There was an unprecedented increase in article submissions to eight major neurosurgical, stroke neurology, and neurointerventional peer-reviewed journals during the pandemic, with a combined average increase of 42% for 2020 compared with the average expected increase of 11% found during 2016–2019. COVID-19 related articles comprised just under 7% of the total submissions from January to June of 2020. These findings suggest that reductions in clinical and surgical workload during the pandemic may have translated to increased academic productivity among neurosurgical, stroke, and neurointerventional physicians.

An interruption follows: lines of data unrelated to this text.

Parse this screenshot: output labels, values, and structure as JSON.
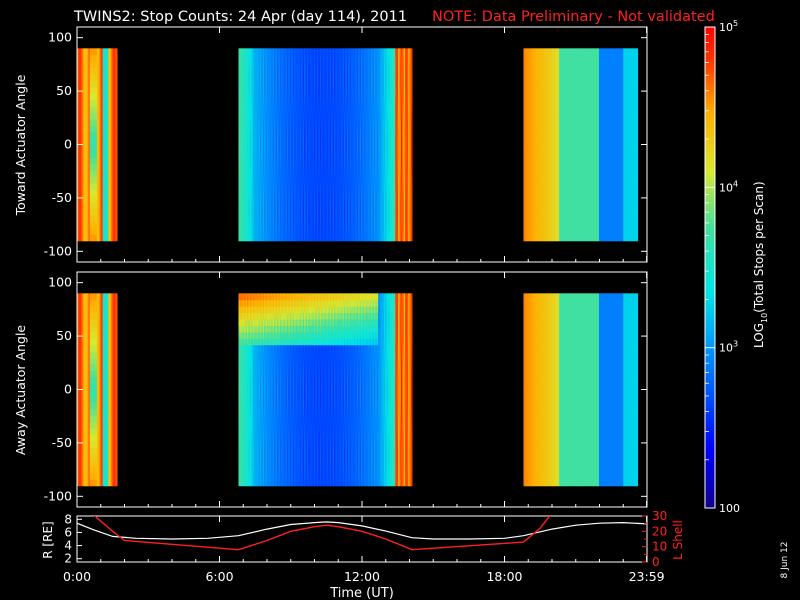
{
  "header": {
    "title": "TWINS2: Stop Counts: 24 Apr (day 114), 2011",
    "note": "NOTE: Data Preliminary - Not validated"
  },
  "chart_data": [
    {
      "type": "heatmap",
      "panel": "toward",
      "ylabel": "Toward Actuator Angle",
      "ylim": [
        -110,
        110
      ],
      "y_range_data": [
        -90,
        90
      ],
      "yticks": [
        "100",
        "50",
        "0",
        "-50",
        "-100"
      ],
      "data_segments_hours": [
        [
          0.0,
          1.7
        ],
        [
          6.8,
          14.1
        ],
        [
          18.8,
          23.6
        ]
      ],
      "color_scale": "log",
      "note": "per-bin values approximated by color"
    },
    {
      "type": "heatmap",
      "panel": "away",
      "ylabel": "Away Actuator Angle",
      "ylim": [
        -110,
        110
      ],
      "y_range_data": [
        -90,
        90
      ],
      "yticks": [
        "100",
        "50",
        "0",
        "-50",
        "-100"
      ],
      "data_segments_hours": [
        [
          0.0,
          1.7
        ],
        [
          6.8,
          14.1
        ],
        [
          18.8,
          23.6
        ]
      ],
      "color_scale": "log"
    },
    {
      "type": "line",
      "panel": "orbit",
      "xlabel": "Time (UT)",
      "xticks": [
        "0:00",
        "6:00",
        "12:00",
        "18:00",
        "23:59"
      ],
      "left_axis": {
        "label": "R [RE]",
        "ylim": [
          1.5,
          8.5
        ],
        "ticks": [
          "8",
          "6",
          "4",
          "2"
        ]
      },
      "right_axis": {
        "label": "L Shell",
        "ylim": [
          0,
          30
        ],
        "ticks": [
          "30",
          "20",
          "10",
          "0"
        ],
        "minor_ticks": [
          "25",
          "15",
          "5"
        ]
      },
      "series": [
        {
          "name": "R [RE]",
          "color": "#ffffff",
          "x": [
            0.0,
            0.7,
            1.5,
            2.5,
            4.0,
            5.5,
            6.8,
            8.0,
            9.0,
            10.0,
            10.5,
            11.0,
            12.0,
            13.0,
            14.1,
            15.0,
            16.5,
            18.0,
            18.8,
            20.0,
            21.0,
            22.0,
            23.0,
            23.98
          ],
          "values": [
            7.4,
            6.4,
            5.4,
            5.1,
            5.0,
            5.1,
            5.5,
            6.5,
            7.2,
            7.5,
            7.6,
            7.5,
            7.0,
            6.2,
            5.2,
            5.0,
            5.0,
            5.1,
            5.5,
            6.5,
            7.1,
            7.4,
            7.5,
            7.3
          ]
        },
        {
          "name": "L Shell",
          "color": "#ff2020",
          "x": [
            0.6,
            1.5,
            2.0,
            6.8,
            8.0,
            9.0,
            10.0,
            10.5,
            11.0,
            12.0,
            13.0,
            14.1,
            18.8,
            19.5,
            20.0
          ],
          "values": [
            32,
            20,
            14,
            8,
            14,
            20,
            23,
            24,
            23,
            20,
            15,
            8,
            13,
            22,
            32
          ]
        }
      ]
    }
  ],
  "colorbar": {
    "label_prefix": "LOG",
    "label_sub": "10",
    "label_suffix": "(Total Stops per Scan)",
    "ticks": [
      {
        "base": "10",
        "exp": "5",
        "value": 100000
      },
      {
        "base": "10",
        "exp": "4",
        "value": 10000
      },
      {
        "base": "10",
        "exp": "3",
        "value": 1000
      },
      {
        "base": "",
        "exp": "",
        "label": "100",
        "value": 100
      }
    ]
  },
  "footer": {
    "date_stamp": "8 Jun 12"
  }
}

Contributors Conception and design: PK, JEL, AM; acquisition of data, interpretation, and analysis: all authors; editing and approval of manuscript: all authors; study supervision: PK.
Funding The authors have not declared a specific grant for this research from any funding agency in the public, commercial or not-for-profit sectors.
Competing interests None declared.
Patient consent for publication Not required.
Provenance and peer review Not commissioned; externally peer reviewed.
Data availability statement The authors confirm that the data supporting the findings of this study are available within the article and/or its supplementary materials.